Just three and a half months ago, Laney was at the free-throw line in a tie game at home against McDaniel. There were only 0.8 seconds left on the clock, but the wait must have felt like an eternity – and, like Sunday figures to be, the audience was almost entirely silent. She missed the first freebie, but the second was true, giving the Mules a stirring victory. So which moment does she expect to produce more nerves?

“Honestly, I think the game,” Laney said. “With this speech, I’m just up there reading a finalized piece of paper. Unless my voice cracks or I sneeze, that’s pretty much all that can happen. In the game, there are so many things that can happen. Making that free throw requires so many moving parts, and of course I bricked the first one. The undetermined aspect of a shot like that made the pressure that much greater.”

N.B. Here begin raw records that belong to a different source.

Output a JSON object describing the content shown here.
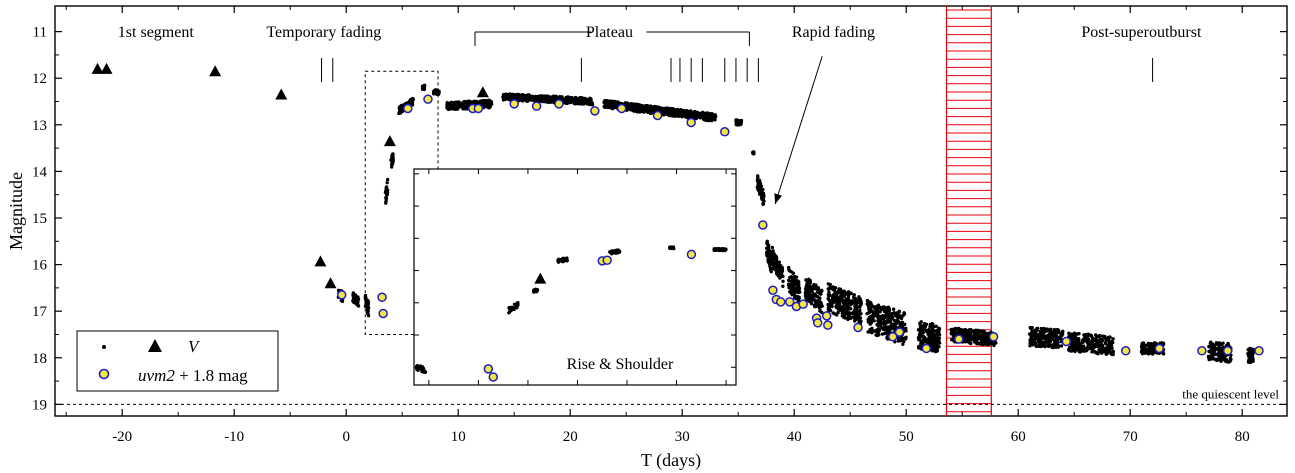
{
  "chart_data": {
    "type": "scatter",
    "xlabel": "T (days)",
    "ylabel": "Magnitude",
    "xlim": [
      -26,
      84
    ],
    "ylim": [
      19.25,
      10.45
    ],
    "y_inverted": true,
    "xticks": [
      -20,
      -10,
      0,
      10,
      20,
      30,
      40,
      50,
      60,
      70,
      80
    ],
    "yticks": [
      11,
      12,
      13,
      14,
      15,
      16,
      17,
      18,
      19
    ],
    "legend": {
      "position": "bottom-left",
      "v_label": "V",
      "uvm2_label_italic": "uvm2",
      "uvm2_label_rest": " + 1.8 mag"
    },
    "phases": [
      {
        "label": "1st segment",
        "x": -17
      },
      {
        "label": "Temporary fading",
        "x": -2
      },
      {
        "label": "Plateau",
        "x": 23.5
      },
      {
        "label": "Rapid fading",
        "x": 43.5
      },
      {
        "label": "Post-superoutburst",
        "x": 71
      }
    ],
    "plateau_span": [
      11.5,
      36
    ],
    "phase_ticks": [
      -2.2,
      -1.2,
      21,
      29,
      29.8,
      30.8,
      31.8,
      33.8,
      34.8,
      35.8,
      36.8,
      72
    ],
    "annotation": {
      "label": "Rapid fading",
      "from": [
        42.5,
        11.1
      ],
      "to": [
        38.3,
        14.7
      ]
    },
    "hatched_band": {
      "x": [
        53.6,
        57.6
      ],
      "color": "#e8000b"
    },
    "quiescent_level": {
      "y": 19.0,
      "label": "the quiescent level"
    },
    "zoom_box": {
      "x": [
        1.7,
        8.2
      ],
      "y": [
        11.85,
        17.5
      ]
    },
    "inset": {
      "label": "Rise  & Shoulder"
    },
    "colors": {
      "v_marker": "#000000",
      "uvm2_fill": "#f2e640",
      "uvm2_edge": "#1e1ec8",
      "hatch": "#e8000b"
    },
    "series": [
      {
        "name": "V",
        "marker": "triangle",
        "points": [
          [
            -22.2,
            11.8
          ],
          [
            -21.4,
            11.8
          ],
          [
            -11.7,
            11.85
          ],
          [
            -5.8,
            12.35
          ],
          [
            -2.3,
            15.93
          ],
          [
            -1.4,
            16.4
          ],
          [
            3.9,
            13.35
          ],
          [
            12.2,
            12.3
          ]
        ]
      },
      {
        "name": "V (dense photometry)",
        "marker": "dot",
        "segments": [
          {
            "x": [
              -0.7,
              -0.3
            ],
            "mag": [
              16.6,
              16.7
            ],
            "scatter": 0.12
          },
          {
            "x": [
              0.6,
              1.1
            ],
            "mag": [
              16.7,
              16.8
            ],
            "scatter": 0.1
          },
          {
            "x": [
              1.7,
              2.0
            ],
            "mag": [
              16.8,
              16.95
            ],
            "scatter": 0.15
          },
          {
            "x": [
              3.5,
              3.7
            ],
            "mag": [
              14.6,
              14.3
            ],
            "scatter": 0.15
          },
          {
            "x": [
              4.0,
              4.2
            ],
            "mag": [
              13.85,
              13.7
            ],
            "scatter": 0.12
          },
          {
            "x": [
              4.7,
              6.0
            ],
            "mag": [
              12.7,
              12.5
            ],
            "scatter": 0.08
          },
          {
            "x": [
              6.8,
              7.0
            ],
            "mag": [
              12.2,
              12.2
            ],
            "scatter": 0.05
          },
          {
            "x": [
              7.8,
              8.3
            ],
            "mag": [
              12.3,
              12.3
            ],
            "scatter": 0.05
          },
          {
            "x": [
              9.0,
              13.0
            ],
            "mag": [
              12.6,
              12.55
            ],
            "scatter": 0.08
          },
          {
            "x": [
              14.0,
              22.0
            ],
            "mag": [
              12.4,
              12.5
            ],
            "scatter": 0.07
          },
          {
            "x": [
              23.0,
              33.0
            ],
            "mag": [
              12.55,
              12.85
            ],
            "scatter": 0.08
          },
          {
            "x": [
              34.8,
              35.3
            ],
            "mag": [
              12.95,
              12.95
            ],
            "scatter": 0.06
          },
          {
            "x": [
              36.3,
              36.4
            ],
            "mag": [
              13.6,
              13.6
            ],
            "scatter": 0.02
          },
          {
            "x": [
              36.7,
              37.3
            ],
            "mag": [
              14.2,
              14.6
            ],
            "scatter": 0.15
          },
          {
            "x": [
              37.5,
              38.0
            ],
            "mag": [
              15.6,
              16.0
            ],
            "scatter": 0.2
          },
          {
            "x": [
              38.0,
              39.0
            ],
            "mag": [
              15.8,
              16.3
            ],
            "scatter": 0.2
          },
          {
            "x": [
              39.5,
              40.5
            ],
            "mag": [
              16.3,
              16.6
            ],
            "scatter": 0.25
          },
          {
            "x": [
              41.0,
              42.5
            ],
            "mag": [
              16.5,
              16.8
            ],
            "scatter": 0.25
          },
          {
            "x": [
              43.0,
              46.0
            ],
            "mag": [
              16.7,
              17.0
            ],
            "scatter": 0.3
          },
          {
            "x": [
              46.5,
              50.0
            ],
            "mag": [
              17.1,
              17.4
            ],
            "scatter": 0.35
          },
          {
            "x": [
              51.0,
              53.0
            ],
            "mag": [
              17.5,
              17.6
            ],
            "scatter": 0.3
          },
          {
            "x": [
              54.0,
              58.0
            ],
            "mag": [
              17.5,
              17.6
            ],
            "scatter": 0.15
          },
          {
            "x": [
              61.0,
              64.0
            ],
            "mag": [
              17.55,
              17.6
            ],
            "scatter": 0.2
          },
          {
            "x": [
              64.5,
              68.5
            ],
            "mag": [
              17.65,
              17.75
            ],
            "scatter": 0.2
          },
          {
            "x": [
              71.0,
              73.0
            ],
            "mag": [
              17.8,
              17.8
            ],
            "scatter": 0.12
          },
          {
            "x": [
              77.0,
              79.0
            ],
            "mag": [
              17.85,
              17.9
            ],
            "scatter": 0.2
          },
          {
            "x": [
              80.5,
              81.0
            ],
            "mag": [
              17.95,
              17.95
            ],
            "scatter": 0.15
          }
        ]
      },
      {
        "name": "uvm2 + 1.8 mag",
        "marker": "circle",
        "points": [
          [
            -0.4,
            16.65
          ],
          [
            3.2,
            16.7
          ],
          [
            3.3,
            17.05
          ],
          [
            5.5,
            12.65
          ],
          [
            7.3,
            12.45
          ],
          [
            11.3,
            12.65
          ],
          [
            11.8,
            12.65
          ],
          [
            15.0,
            12.55
          ],
          [
            17.0,
            12.6
          ],
          [
            19.0,
            12.55
          ],
          [
            22.2,
            12.7
          ],
          [
            24.6,
            12.65
          ],
          [
            27.8,
            12.8
          ],
          [
            30.8,
            12.95
          ],
          [
            33.8,
            13.15
          ],
          [
            37.2,
            15.15
          ],
          [
            38.1,
            16.55
          ],
          [
            38.4,
            16.75
          ],
          [
            38.8,
            16.8
          ],
          [
            39.6,
            16.8
          ],
          [
            40.2,
            16.9
          ],
          [
            40.8,
            16.85
          ],
          [
            42.0,
            17.15
          ],
          [
            42.1,
            17.25
          ],
          [
            42.9,
            17.1
          ],
          [
            43.0,
            17.3
          ],
          [
            45.7,
            17.35
          ],
          [
            48.8,
            17.55
          ],
          [
            49.4,
            17.45
          ],
          [
            51.8,
            17.8
          ],
          [
            54.7,
            17.6
          ],
          [
            57.8,
            17.55
          ],
          [
            64.3,
            17.65
          ],
          [
            69.6,
            17.85
          ],
          [
            72.6,
            17.8
          ],
          [
            76.4,
            17.85
          ],
          [
            78.7,
            17.85
          ],
          [
            81.5,
            17.85
          ]
        ]
      }
    ],
    "inset_data": {
      "xlim": [
        1.7,
        8.2
      ],
      "ylim": [
        18.55,
        11.85
      ],
      "v_dots": [
        {
          "x": [
            1.75,
            1.95
          ],
          "mag": [
            18.0,
            18.1
          ],
          "scatter": 0.08
        },
        {
          "x": [
            3.6,
            3.8
          ],
          "mag": [
            16.25,
            16.05
          ],
          "scatter": 0.08
        },
        {
          "x": [
            4.1,
            4.2
          ],
          "mag": [
            15.65,
            15.6
          ],
          "scatter": 0.05
        },
        {
          "x": [
            4.6,
            4.8
          ],
          "mag": [
            14.7,
            14.65
          ],
          "scatter": 0.05
        },
        {
          "x": [
            5.65,
            5.85
          ],
          "mag": [
            14.45,
            14.4
          ],
          "scatter": 0.05
        },
        {
          "x": [
            6.85,
            6.95
          ],
          "mag": [
            14.3,
            14.3
          ],
          "scatter": 0.03
        },
        {
          "x": [
            7.75,
            8.0
          ],
          "mag": [
            14.35,
            14.35
          ],
          "scatter": 0.03
        }
      ],
      "v_triangles": [
        [
          4.25,
          15.25
        ]
      ],
      "uvm2": [
        [
          3.2,
          18.05
        ],
        [
          3.3,
          18.3
        ],
        [
          5.5,
          14.7
        ],
        [
          5.6,
          14.68
        ],
        [
          7.3,
          14.5
        ]
      ]
    }
  }
}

As for the speech, Laney says she plans to draw on personal experience to deliver a wider message to her fellow students.

“I guess the gist of it is this,” Laney said. “When someone tells you no ... you’re not good enough, you’re not what we’re looking for ... how are you going to react to that face value judgment? People don’t know your potential, what you’re capable of or how hard you’re going to work. It’s kind of a compliment to Muhlenberg in a way, because this is a personal victory for me.

“I’ve been told I can’t do basketball and student-teach. I’ve been told I couldn’t study Spanish and my other major on top of teaching. I’ve been told I couldn’t study abroad. Basically my career and where I’m ending up has been shaped around being told no so many times. I did all of those things. In a way, Muhlenberg has made me into a more determined person. What is no? For me, it means nothing.”

Like any good speaker, Laney doesn’t just talk the talk. She proved the truth of her message just two days ago, when she heard a resounding “yes” from a local school, offering her a position as its newest Spanish teacher.

“I’m so excited,” Laney said.

What a week this is turning out to be.